(CBS News) CENTRAL INDIANA - There is new evidence of the toll of the worst drought in more than 50 years: The government says nearly half of the corn crop is now in poor or very poor condition, and the World Bank raised new concern about the cost of food as grain prices soar.
"The forecast for today is essentially the same forecast we've had for most of the last three months -- roughly about 90 degrees, sunny, with about a 20 percent chance of rain.
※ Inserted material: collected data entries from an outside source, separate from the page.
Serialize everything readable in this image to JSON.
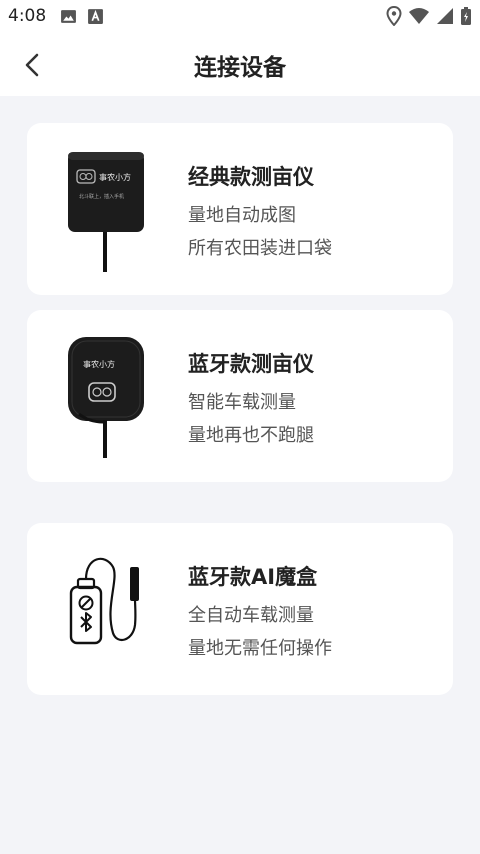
{
  "status_bar": {
    "time": "4:08"
  },
  "header": {
    "title": "连接设备"
  },
  "devices": [
    {
      "name": "经典款测亩仪",
      "line1": "量地自动成图",
      "line2": "所有农田装进口袋",
      "brand": "事农小方",
      "sub": "北斗联上，插入手机"
    },
    {
      "name": "蓝牙款测亩仪",
      "line1": "智能车载测量",
      "line2": "量地再也不跑腿",
      "brand": "事农小方"
    },
    {
      "name": "蓝牙款AI魔盒",
      "line1": "全自动车载测量",
      "line2": "量地无需任何操作"
    }
  ],
  "colors": {
    "page_bg": "#f3f4f8",
    "card_bg": "#ffffff",
    "title": "#222222",
    "subtitle": "#555555",
    "device_body": "#1c1c1c"
  }
}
It's just that that 20 percent chance of rain has never materialized," said David Hardin, whose family has been farming in central Indiana since John Quincy Adams was president.
"Even if we had rain now, it will come too late to help the majority of the corn crop," Hardin added. "There are large areas in our fields that will yield essentially nothing."
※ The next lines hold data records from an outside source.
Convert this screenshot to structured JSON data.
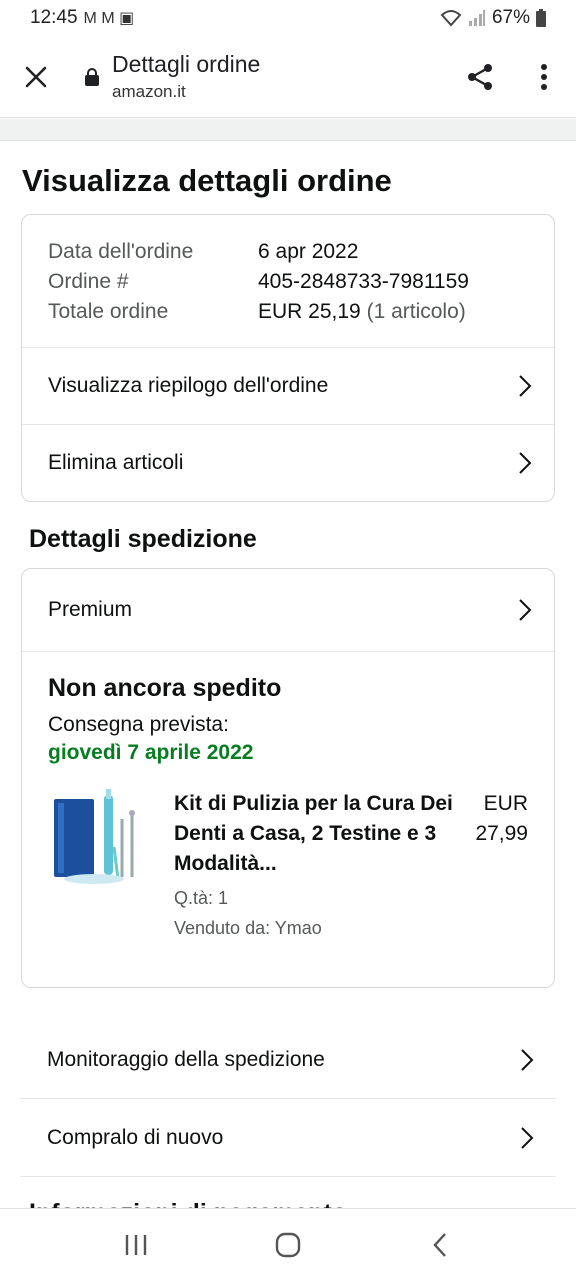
{
  "status_bar": {
    "time": "12:45",
    "notif_icons": "M M ▣",
    "battery": "67%"
  },
  "browser": {
    "title": "Dettagli ordine",
    "domain": "amazon.it"
  },
  "page": {
    "title": "Visualizza dettagli ordine"
  },
  "order": {
    "date_label": "Data dell'ordine",
    "date_value": "6 apr 2022",
    "number_label": "Ordine #",
    "number_value": "405-2848733-7981159",
    "total_label": "Totale ordine",
    "total_value": "EUR 25,19",
    "total_count": "(1 articolo)",
    "summary_link": "Visualizza riepilogo dell'ordine",
    "delete_link": "Elimina articoli"
  },
  "shipping": {
    "section_title": "Dettagli spedizione",
    "method": "Premium",
    "status": "Non ancora spedito",
    "delivery_label": "Consegna prevista:",
    "delivery_date": "giovedì 7 aprile 2022",
    "product": {
      "title": "Kit di Pulizia per la Cura Dei Denti a Casa, 2 Testine e 3 Modalità...",
      "qty": "Q.tà: 1",
      "seller": "Venduto da: Ymao",
      "currency": "EUR",
      "price": "27,99"
    },
    "tracking_link": "Monitoraggio della spedizione",
    "buy_again_link": "Compralo di nuovo"
  },
  "next_section_partial": "Informazioni di pagamento",
  "colors": {
    "delivery_green": "#067d20",
    "text": "#0f1111",
    "muted": "#565959"
  }
}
In a normal year, he raises more than enough corn to feed his 12,000 hogs.
"We're actually having to go out and buy corn on the open market to feed our hogs through next year," Hardin said.
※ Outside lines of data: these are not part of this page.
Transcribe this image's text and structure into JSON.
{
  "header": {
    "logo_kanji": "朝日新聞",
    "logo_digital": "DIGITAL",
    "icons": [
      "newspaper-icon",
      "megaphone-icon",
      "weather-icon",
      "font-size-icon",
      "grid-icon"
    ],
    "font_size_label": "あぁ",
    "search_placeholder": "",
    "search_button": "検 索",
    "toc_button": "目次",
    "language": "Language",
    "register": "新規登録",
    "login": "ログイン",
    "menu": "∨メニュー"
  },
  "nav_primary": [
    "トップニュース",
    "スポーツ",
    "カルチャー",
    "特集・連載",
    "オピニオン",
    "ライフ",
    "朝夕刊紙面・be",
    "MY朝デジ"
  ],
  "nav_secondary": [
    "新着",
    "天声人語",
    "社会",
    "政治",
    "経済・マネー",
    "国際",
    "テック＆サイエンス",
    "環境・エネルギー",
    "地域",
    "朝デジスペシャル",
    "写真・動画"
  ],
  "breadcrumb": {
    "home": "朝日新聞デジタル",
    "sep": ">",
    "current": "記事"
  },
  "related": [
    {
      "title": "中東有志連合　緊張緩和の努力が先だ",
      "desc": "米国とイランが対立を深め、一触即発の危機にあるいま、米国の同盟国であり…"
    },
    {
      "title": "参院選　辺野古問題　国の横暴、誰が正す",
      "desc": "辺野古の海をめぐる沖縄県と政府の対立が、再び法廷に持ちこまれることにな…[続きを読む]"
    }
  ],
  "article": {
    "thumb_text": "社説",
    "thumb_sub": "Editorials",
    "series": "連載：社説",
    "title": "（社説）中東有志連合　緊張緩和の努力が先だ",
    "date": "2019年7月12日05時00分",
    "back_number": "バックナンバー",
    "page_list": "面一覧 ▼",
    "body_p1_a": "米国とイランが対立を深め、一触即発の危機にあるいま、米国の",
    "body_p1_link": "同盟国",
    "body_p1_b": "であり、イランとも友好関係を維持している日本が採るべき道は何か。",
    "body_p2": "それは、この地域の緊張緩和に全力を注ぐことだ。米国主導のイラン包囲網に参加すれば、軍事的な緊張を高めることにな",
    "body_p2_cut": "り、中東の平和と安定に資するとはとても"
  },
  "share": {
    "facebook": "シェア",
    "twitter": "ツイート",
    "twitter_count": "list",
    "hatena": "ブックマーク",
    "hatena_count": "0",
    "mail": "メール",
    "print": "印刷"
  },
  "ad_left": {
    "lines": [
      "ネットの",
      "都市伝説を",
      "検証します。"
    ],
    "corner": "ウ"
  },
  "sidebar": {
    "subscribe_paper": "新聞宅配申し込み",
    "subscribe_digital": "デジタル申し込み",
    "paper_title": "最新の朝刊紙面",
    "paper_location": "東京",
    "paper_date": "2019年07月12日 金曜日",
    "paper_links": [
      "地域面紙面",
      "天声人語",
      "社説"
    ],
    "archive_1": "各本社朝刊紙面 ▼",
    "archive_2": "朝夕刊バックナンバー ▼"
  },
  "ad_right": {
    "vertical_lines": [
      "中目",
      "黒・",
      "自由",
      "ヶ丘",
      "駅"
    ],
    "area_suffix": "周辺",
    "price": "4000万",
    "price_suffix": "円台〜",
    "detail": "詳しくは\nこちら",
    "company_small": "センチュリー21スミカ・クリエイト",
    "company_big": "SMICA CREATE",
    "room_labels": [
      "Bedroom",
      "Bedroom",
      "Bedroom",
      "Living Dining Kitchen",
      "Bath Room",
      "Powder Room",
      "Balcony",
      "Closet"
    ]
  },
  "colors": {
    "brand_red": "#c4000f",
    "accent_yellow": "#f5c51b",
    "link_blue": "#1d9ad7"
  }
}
He said it's not just the weather that's squeezing him.Watch: Grape crops thrive where others fail in record drought
Forty percent of the national corn harvest last year went to ethanol production under the federal government's renewable fuel standard, requiring petroleum companies to buy a minimum amount of ethanol to blend into gasoline supplies.
David Hardin, along with many of his neighbors, wants the government to waive the requirement during this drought so he can compete fairly for the supply he needs instead of paying sky high prices for what little is left.
The ethanol industry opposes any changes and says its consumption of corn is down nearly 14 percent in just the last six weeks.
"This is the worst I have ever seen in my lifetime and I hope it stays the worst that I've ever experienced," Hardin said.
Experts on the ethanol market say a federal waiver is extremely unlikely this year. But if the drought continues, it could tee up a real battle next year between ethanol industry that helps to power our cars and the livestock farmers who produce the meat we eat.